INTERVIEW - SUSANNAH DOYLE BY JOHN DALY

"I did have some reservations coming to work amongst a crew that had largely known each other for five years...But really, Ballykissangel does have such an easy atmosphere about it, people made my settling-in period very easy."


It was the kind of morning that the Irish Tourist Board might have dreamed of as I sat with Susannah Doyle high on a County Wicklow hilltop. With autumn sun burning off the overnight dew that lay about the sloping valley beneath us, we gazed across the patchwork quilt of Irish farmland clutching the warmth of coffee cups as the organised chaos of another day in Ballykissangel unfolded all around. With only a week remaining before the five-month shoot of the sixth series finally wrapped, an air of frantic activity mixed with a peculiar sense of exhaustion and relief that pervades most film sets at the end of a long haul.

Dressed in mud-splattered riding boots, well-worn breeches and an ankle-length raincoat, Susannah had finished her scenes for the day - and my watch reads only 11am. "Today was an early one, a 6am start" she said in a soft voice as her head inclined a silent greeting to a some fellow regulars just arriving. "Quite nice really, I get the rest of the day to myself. Might take a drive down the coast, try to find somewhere nobody's heard of Ballykissangel" she said with a smile. Tough job, that.

Begun in 1995 around an idea the original creator Kieran Prendiville called "the magical Irish quirkiness I remembered from my childhood", Ballykissangel has come a long way from what might have been conceived as a one-off into the BBC's most successful Irish-set drama series.

With a creative ethos that mixes a Brigadoon-like isolation to what producer David Shanks describes as "an Irish, not Oirish, whimsicality", Ballykissangel has since moved well beyond the appreciation of British audiences into a global embrace of territories like New Zealand, Australia and Canada. And while the film set does indeed carry a palpable feeling of family given the fact that many of the original cast and crew remain, it can't be easy, perhaps, for newcomers. "I did have some reservations coming to work amongst a crew that had largely known each other for five years, one always has that hesitation coming to any new job as an actor" Susannah explained. "But really, Ballykissangel does have such an easy atmosphere about it, people made my settling-in period very easy."

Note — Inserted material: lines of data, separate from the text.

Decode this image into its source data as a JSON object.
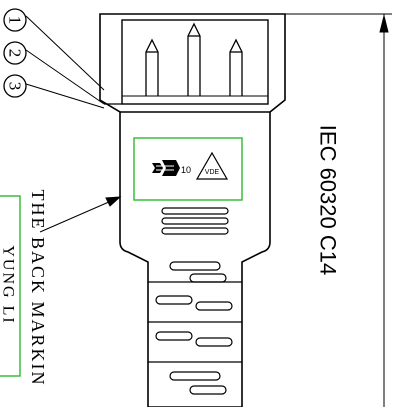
{
  "drawing": {
    "callouts": [
      "1",
      "2",
      "3"
    ],
    "connector_label": "IEC 60320 C14",
    "marking_title": "THE BACK MARKIN",
    "marking_text": "YUNG LI",
    "rating_mark": "10",
    "cert_mark_text": "VDE",
    "colors": {
      "line": "#000000",
      "marking_box": "#2db82d",
      "background": "#ffffff"
    }
  }
}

It did help somewhat that she discovered connections to another newcomer this year, Robert Taylor. "I have a brother in Melbourne whom I visit quite regularly" she said smiling "And when Robert and I met on the set for the first time, we discovered that we'd actually met briefly through some mutual friends in Melbourne some years back. Talk about your small world." Despite the distance, trips Down Under qualify as sanctuary for Susannah: Australia is probably too far to qualify as a bolt-hole for me, but I do love the place and it makes an ideal break from work - I mean, you can't get much further from London than there."

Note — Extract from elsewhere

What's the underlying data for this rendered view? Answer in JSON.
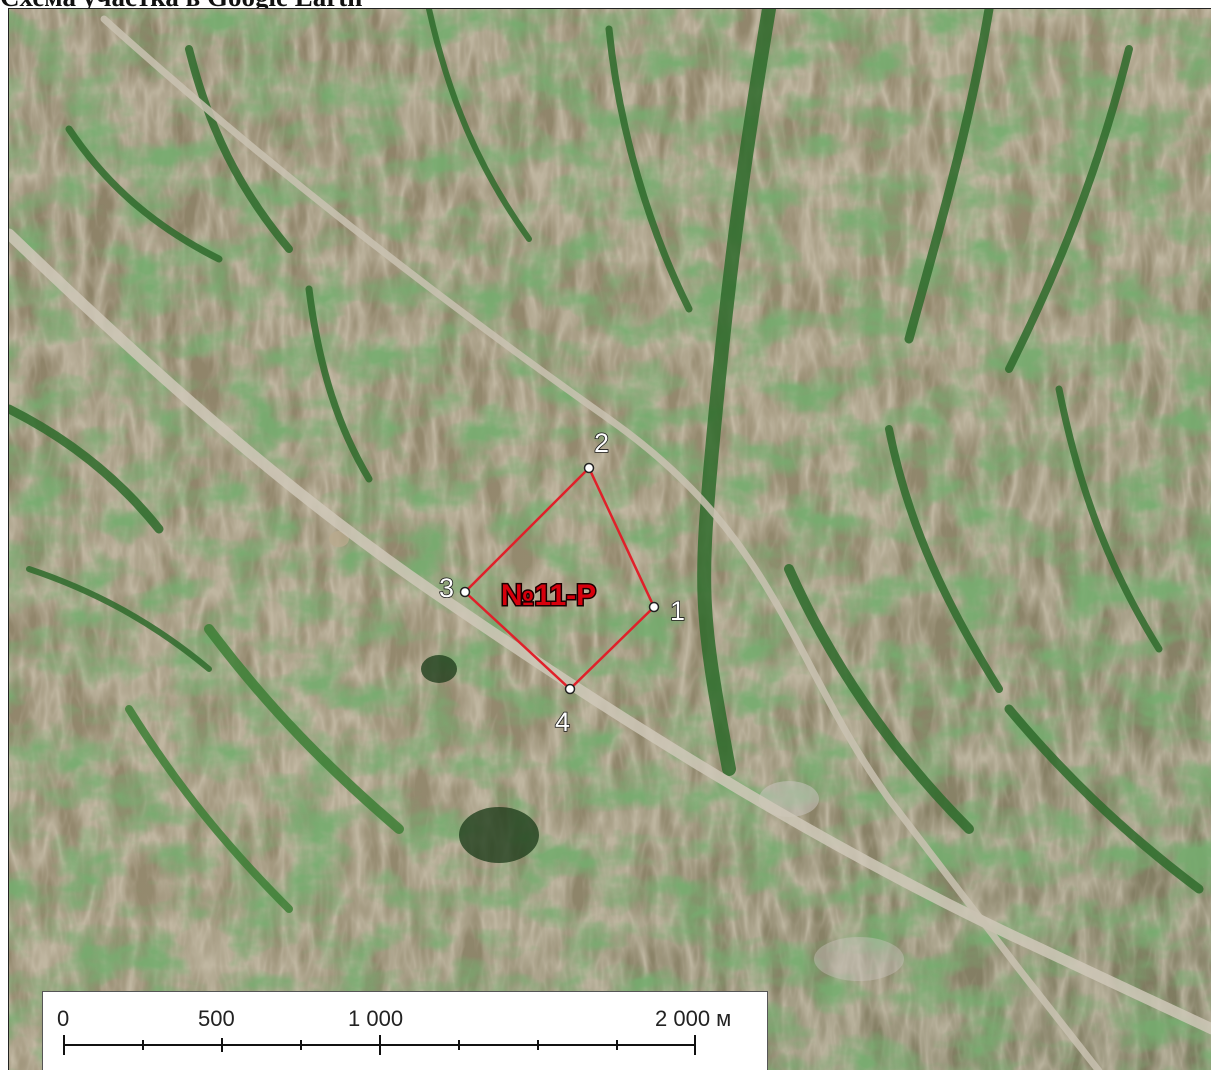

As the daughter of the late Tony Doyle, who reigned supreme as wheeler-dealer Brian Quigley throughout the entire five years of the series, Susannah Doyle entered a familiar yet deeply emotional territory on her arrival in Ballykissangel. Treading in the fictional footsteps of her father and working with a crew still coping with the tragic and premature passing of a such a well-loved man clearly carried it's difficulties for a daughter finding her own way into the future. In that rich tradition of the acting life, however, Susannah was aware that the show must go on. "Acting was inculcated into my childhood and growing up years, it became the thing I had decided I wanted to do even from the earliest age. In that sense, it was inbred in me. I was the only one amongst my brothers and sisters who actually went into acting as a career. For me, there was never any doubt that it was what I wanted to do" she said of the journey that must have carried more than its fair share of personal trauma. "I am very proud to be involved with Ballykissangel and the fact that it is already associated with my father makes me all the more so."

Pride in her own Irish heritage allied to the chance of spending six months of her working year in the bucolic environs of Co Wicklow were both important factors influencing Susannah's decision to take the role in Ballykissangel. It became partly a journey back to her roots combined with a desire to act in a series that's travelled so well in a global sense. "Ireland and Irish people have an easy, natural appeal practically everywhere in the world and Ballykissangel, I think, reflects this charm very well. The specificity of where the series is filmed mixed with the cultural aspects of place makes for intriguing scenarios both for the actors and the audience. Also, the fact that Kieran Prendiville is once again writing the series influenced me greatly in becoming part of Ballykissangel. The strength of the characters has always been the core of the series, and, clearly, the return of the original creator can only help to build on that aspect even further."